Yani İngiliz, Fransız, Alman kolejleri gibi özel Kürt kolejleri de olacak artık...
Aynı Başbakan geçen ağustos ayında tam tersini söylemişti. 16 Ağustos’ta Türkmenistan dönüşü uçakta Hürriyet temsilcisi Metehan Demir, Başbakan’a soruyor:
- Pakette anadilde eğitimin önü açılıyor deniyor. Ne boyutta düzenleme?

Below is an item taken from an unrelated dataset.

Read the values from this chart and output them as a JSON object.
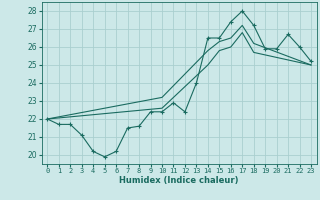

- Hayır yok. Özel okullarda da yok. Biz, ülkemizi bölecek konular üzerinde adım atamayız. Zamanlama çok önemli. Zamanlamayı iyi yapmazsanız ülkemize yazık edersiniz. Biz zaten okullarda anadili öğrenme imkanı sağladık. Ama anadil ile eğitimin önünü açarsanız resmi dili zedelersiniz.
Altı hafta önce ülkeyi bölecek bir adım 6 hafta sonra pakete girmiş.